Rachelle Antoine

just a creative sharing her thoughts

Grief Letters: Week 20, For the Good and the Bad

Romans 8:28 And we know that for those who love God all things work together for good, for those who are called according to his purpose”

If its not good, its not done

One thing I am finding out is that the verse above, is so true. God works all things out for our good- this is the inheritance of those who love God. And this should produce hope. That if it’s not good, it’s not done yet. I know I have heard that phrase somewhere. It resonates with me today because so many things have worked out for my good. SO many things I dreaded and feared did work out. Moving to Colorado on my own at 22 worked out! My crush breaking my heart, eventually worked out. Me feeling directionless and lost about my life worked itself out.Maybe not in the way I wanted, but I believe for the best.

How many thing that we grieved, opened the door to something new? How many heartbreaks, setbacks, disappointments were just a push or nudge to something better. Something we could never conceive but something good. When I say good, I don’t mean comfortable or even a feeling of good. I mean it overall led to the betterment of your life. It changed your perspective and more so changed you.

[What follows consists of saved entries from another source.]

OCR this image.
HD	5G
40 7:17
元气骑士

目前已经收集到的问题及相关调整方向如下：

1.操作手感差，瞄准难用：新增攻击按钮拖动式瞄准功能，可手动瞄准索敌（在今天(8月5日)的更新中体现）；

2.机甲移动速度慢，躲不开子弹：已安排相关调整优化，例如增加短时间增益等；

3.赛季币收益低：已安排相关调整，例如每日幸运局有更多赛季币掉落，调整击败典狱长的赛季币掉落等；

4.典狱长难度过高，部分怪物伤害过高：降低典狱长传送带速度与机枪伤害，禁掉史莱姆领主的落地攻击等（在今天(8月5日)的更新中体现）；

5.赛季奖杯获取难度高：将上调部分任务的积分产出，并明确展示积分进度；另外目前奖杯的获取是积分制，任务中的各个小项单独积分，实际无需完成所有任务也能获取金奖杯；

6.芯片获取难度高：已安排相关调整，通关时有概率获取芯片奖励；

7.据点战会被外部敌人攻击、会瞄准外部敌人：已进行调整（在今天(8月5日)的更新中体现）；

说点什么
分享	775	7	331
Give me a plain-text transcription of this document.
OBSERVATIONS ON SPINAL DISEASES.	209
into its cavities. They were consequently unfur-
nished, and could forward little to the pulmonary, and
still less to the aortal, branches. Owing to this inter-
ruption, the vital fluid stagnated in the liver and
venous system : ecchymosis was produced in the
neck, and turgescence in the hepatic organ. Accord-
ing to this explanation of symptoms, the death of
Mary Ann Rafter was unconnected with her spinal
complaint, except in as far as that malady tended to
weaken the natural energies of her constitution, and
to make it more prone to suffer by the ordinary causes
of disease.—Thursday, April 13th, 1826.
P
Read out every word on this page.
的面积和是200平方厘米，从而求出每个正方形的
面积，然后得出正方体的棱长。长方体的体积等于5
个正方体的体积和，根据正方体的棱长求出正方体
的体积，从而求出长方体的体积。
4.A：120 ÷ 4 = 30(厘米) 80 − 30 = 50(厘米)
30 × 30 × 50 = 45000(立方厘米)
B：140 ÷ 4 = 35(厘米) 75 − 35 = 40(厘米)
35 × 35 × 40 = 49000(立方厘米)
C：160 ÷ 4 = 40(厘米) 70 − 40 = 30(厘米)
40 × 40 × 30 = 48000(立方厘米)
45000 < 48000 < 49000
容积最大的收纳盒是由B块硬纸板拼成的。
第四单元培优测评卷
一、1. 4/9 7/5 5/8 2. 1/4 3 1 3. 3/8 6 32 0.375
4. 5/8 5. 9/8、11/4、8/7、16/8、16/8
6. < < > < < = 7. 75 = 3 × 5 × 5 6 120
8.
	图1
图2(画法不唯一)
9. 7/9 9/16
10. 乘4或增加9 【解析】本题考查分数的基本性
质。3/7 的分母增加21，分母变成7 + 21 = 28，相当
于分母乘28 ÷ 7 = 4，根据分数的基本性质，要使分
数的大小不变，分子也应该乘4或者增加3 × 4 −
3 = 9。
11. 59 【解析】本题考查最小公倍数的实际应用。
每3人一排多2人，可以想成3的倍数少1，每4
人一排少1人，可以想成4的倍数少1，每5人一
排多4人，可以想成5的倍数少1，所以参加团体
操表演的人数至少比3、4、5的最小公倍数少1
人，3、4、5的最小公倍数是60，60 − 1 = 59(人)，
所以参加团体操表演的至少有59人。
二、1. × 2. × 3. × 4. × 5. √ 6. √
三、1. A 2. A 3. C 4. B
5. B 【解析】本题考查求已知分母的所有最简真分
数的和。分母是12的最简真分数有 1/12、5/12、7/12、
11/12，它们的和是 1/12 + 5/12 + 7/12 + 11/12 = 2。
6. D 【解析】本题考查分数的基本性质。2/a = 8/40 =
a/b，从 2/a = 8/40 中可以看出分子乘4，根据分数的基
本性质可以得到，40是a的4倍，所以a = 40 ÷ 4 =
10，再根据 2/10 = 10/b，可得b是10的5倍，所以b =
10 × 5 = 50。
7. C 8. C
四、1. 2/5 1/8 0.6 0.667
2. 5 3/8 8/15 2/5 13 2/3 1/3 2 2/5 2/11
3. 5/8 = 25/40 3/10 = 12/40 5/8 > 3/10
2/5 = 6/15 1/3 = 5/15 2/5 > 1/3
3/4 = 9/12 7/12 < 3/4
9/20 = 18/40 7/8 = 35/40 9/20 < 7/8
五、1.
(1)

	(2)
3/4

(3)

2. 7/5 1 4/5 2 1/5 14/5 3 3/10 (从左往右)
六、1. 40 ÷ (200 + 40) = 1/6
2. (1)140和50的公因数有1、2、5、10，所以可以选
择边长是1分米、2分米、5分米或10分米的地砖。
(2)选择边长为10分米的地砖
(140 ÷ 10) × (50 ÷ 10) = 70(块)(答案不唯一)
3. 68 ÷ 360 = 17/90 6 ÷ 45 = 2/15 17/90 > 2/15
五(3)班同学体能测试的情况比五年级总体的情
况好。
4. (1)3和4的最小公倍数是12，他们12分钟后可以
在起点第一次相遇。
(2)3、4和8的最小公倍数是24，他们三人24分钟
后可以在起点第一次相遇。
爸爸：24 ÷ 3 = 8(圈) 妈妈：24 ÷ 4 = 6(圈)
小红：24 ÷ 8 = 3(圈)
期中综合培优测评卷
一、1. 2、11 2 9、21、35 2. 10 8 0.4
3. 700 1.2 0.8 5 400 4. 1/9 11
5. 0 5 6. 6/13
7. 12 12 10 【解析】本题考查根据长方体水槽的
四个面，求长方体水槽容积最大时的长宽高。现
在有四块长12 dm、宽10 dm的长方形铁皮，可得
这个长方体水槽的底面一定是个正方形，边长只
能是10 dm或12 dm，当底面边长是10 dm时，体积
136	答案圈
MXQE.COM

Grief Reveals our capacity to love

For too long I have grieved without hope. Too afraid to believe good was on the other side because of the current pain I was feeling. And while the pain of loss occurred, it’s not the only thing there. Grief can be painful, but it shows us how much love we had. How much hope we had in something good occurring. It shows our grand ability to have faith, hope and love! And when those hopes and dreams get dashed, it’s no surprise they hurt. We believed something good would happened and it didn’t. But what if we marveled not only at our capacity to grieve but what our grieving reveals in us. Your grief revealed you had the audacity and courage to hope in something. You had the capacity to love and believe in something. That in itself is risky.There is no beating heart that feels no sorrow. If it didn’t, it would lack the capacity for joy. If we feel nothing, our heart is not alive but buried. to say you grieve is to say you believed, hoped and loved in a thing so much. Although your hopes were not what you expected, I believe the depth of your grief is a measure to the depth of your love or hope in a thing.

A healthy heart grieves

From grief I have learned this one thing, it is but the opposing force to joy. An ability to grieve deeply, is correlated to the ability to love deeply. You wouldn’t feel as pained about something if you did not first deeply love someone. Part of me is not sure why I am writing this. But the other part feels like people need to know. grief is not the end. grief is a door. A passageway to someplace unexpected and often unknown. While painful in the adjustment of this new passage, there is something new happening. You have just revealed your capacity for deep love. And guess what? Love will come again.

so grieve and let it lead you to the unexpected

So to anyone grieving, grieving a loved one, an unexpected life, a painful breakup or friendship loss- don’t lose hope. So grieve, process and feel through it. Your heart’s capacity to grieve only reveals its capacity to love! Grieving also means your heart is working and alive! If you had no sorrow for someone you loved and lost, was there love there? Grief is a normal reaction. Resisting the grief, actually makes the journey to a new normal difficult. This too shall pass but you may need to grieve first and let your heart mourn the loss of dashed hopes, relationships , people and dreams. Your heart is alive and you must let it grieve. There is good on the other side!